Siempre que la Comunidad vuelve al Señor, hace suya la súplica del discípulo anónimo: “¡Señor, enséñanos a orar” (Lc 11,1). Y Jesús, maestro de oración, continúa contestando: “Cuando oréis, decid: Abbá, Padre”.

Cuando oramos, aunque lo hagamos dentro de nuestro corazón, nunca estamos aislados ni somos huérfanos, porque somos en todo momento miembros de la familia del Señor. En la oración común se ve claramente, además del misterio de la filiación, el de la fraternidad.

Las Comunidades de Sant'Egidio que hay por el mundo se reúnen en los distintos lugares que destinan a la oración y presentan al Señor las esperanzas y los dolores de los hombres y mujeres “vejados y abatidos” de los que habla el Evangelio (Mt 9,37).
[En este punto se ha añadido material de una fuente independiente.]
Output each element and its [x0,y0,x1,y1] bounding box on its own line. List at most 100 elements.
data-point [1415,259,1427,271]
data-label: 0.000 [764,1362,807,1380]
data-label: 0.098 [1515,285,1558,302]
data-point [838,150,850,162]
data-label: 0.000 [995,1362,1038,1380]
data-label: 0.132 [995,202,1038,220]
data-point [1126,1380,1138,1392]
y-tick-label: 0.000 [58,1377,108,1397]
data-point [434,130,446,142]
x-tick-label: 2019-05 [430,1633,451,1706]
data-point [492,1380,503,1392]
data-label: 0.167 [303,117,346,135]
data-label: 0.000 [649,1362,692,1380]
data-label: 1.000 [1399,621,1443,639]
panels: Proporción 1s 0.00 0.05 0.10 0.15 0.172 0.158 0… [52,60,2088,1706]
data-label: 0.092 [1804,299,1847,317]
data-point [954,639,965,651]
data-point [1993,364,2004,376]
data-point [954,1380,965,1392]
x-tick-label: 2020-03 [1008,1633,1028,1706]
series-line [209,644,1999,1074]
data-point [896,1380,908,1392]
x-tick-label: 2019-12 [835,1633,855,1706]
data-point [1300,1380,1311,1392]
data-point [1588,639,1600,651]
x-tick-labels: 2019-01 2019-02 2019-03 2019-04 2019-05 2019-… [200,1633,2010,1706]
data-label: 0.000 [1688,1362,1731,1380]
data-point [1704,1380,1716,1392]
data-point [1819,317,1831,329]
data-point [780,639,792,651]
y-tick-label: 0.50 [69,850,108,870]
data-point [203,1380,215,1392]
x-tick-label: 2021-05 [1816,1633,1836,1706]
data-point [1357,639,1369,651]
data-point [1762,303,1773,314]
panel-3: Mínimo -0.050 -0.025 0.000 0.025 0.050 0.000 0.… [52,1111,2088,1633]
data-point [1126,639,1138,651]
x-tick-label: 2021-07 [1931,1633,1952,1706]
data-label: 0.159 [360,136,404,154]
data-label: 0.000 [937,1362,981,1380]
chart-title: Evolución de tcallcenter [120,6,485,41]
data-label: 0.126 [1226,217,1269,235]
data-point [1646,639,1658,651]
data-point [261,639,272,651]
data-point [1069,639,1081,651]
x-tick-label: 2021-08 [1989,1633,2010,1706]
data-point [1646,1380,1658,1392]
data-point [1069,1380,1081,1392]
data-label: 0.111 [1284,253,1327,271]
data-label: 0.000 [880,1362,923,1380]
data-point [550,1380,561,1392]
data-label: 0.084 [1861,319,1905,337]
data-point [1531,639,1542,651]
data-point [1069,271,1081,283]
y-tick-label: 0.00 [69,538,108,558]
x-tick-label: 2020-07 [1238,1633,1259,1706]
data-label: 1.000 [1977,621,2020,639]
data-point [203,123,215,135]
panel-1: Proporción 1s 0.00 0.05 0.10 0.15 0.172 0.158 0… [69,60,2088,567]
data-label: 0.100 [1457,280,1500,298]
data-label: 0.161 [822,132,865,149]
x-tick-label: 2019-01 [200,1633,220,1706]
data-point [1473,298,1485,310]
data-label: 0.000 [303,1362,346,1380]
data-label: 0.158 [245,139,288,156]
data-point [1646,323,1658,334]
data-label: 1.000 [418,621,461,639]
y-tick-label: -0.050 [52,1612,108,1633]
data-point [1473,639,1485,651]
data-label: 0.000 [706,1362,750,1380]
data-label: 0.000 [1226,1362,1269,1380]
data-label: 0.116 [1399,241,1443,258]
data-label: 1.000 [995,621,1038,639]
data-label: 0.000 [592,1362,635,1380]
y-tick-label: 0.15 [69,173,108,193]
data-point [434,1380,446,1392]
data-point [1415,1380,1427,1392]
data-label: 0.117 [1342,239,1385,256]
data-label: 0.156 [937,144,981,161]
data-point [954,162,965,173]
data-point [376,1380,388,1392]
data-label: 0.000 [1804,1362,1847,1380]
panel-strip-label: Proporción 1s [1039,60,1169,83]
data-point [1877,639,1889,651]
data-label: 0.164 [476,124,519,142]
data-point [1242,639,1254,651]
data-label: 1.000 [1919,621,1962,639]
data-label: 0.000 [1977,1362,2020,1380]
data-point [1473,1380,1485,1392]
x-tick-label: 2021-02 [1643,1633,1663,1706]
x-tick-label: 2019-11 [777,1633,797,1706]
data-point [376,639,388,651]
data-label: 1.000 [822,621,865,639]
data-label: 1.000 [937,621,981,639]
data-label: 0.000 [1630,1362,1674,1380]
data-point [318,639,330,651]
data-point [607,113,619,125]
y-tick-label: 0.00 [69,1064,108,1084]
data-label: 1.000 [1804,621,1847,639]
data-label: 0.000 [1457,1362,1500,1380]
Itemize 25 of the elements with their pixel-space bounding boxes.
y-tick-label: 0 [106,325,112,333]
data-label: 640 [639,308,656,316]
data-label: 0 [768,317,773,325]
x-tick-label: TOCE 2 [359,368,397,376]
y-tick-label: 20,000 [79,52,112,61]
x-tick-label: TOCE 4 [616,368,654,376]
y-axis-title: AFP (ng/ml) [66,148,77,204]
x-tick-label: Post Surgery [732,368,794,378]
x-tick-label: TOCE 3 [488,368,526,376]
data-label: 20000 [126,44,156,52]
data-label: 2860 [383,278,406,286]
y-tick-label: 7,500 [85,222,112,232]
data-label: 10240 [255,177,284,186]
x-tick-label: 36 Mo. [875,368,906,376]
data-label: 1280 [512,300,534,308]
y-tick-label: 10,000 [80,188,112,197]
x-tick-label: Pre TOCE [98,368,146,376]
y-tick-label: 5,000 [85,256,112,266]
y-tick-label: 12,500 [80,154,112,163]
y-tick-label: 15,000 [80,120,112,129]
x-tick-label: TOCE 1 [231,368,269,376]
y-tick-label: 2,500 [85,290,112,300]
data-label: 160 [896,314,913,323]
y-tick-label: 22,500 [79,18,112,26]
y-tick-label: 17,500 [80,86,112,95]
En aquella gente de entonces se incluyen los habitantes de las ciudades contemporáneas, los pobres que son marginados de la vida, todos aquellos que esperan que alguien les contrate (cfr. Mt 20).

La oración común recoge el grito, la aspiración, el deseo de paz, de curación, de sentido de la vida y de salvación que hay en los hombres y las mujeres de este mundo. La oración nunca es vacía. Sube incesante al Señor para que el llanto se transforme en alegría, la desesperación en felicidad, la angustia en esperanza y la soledad en comunión. Y para que el Reino de Dios llegue pronto a los hombres.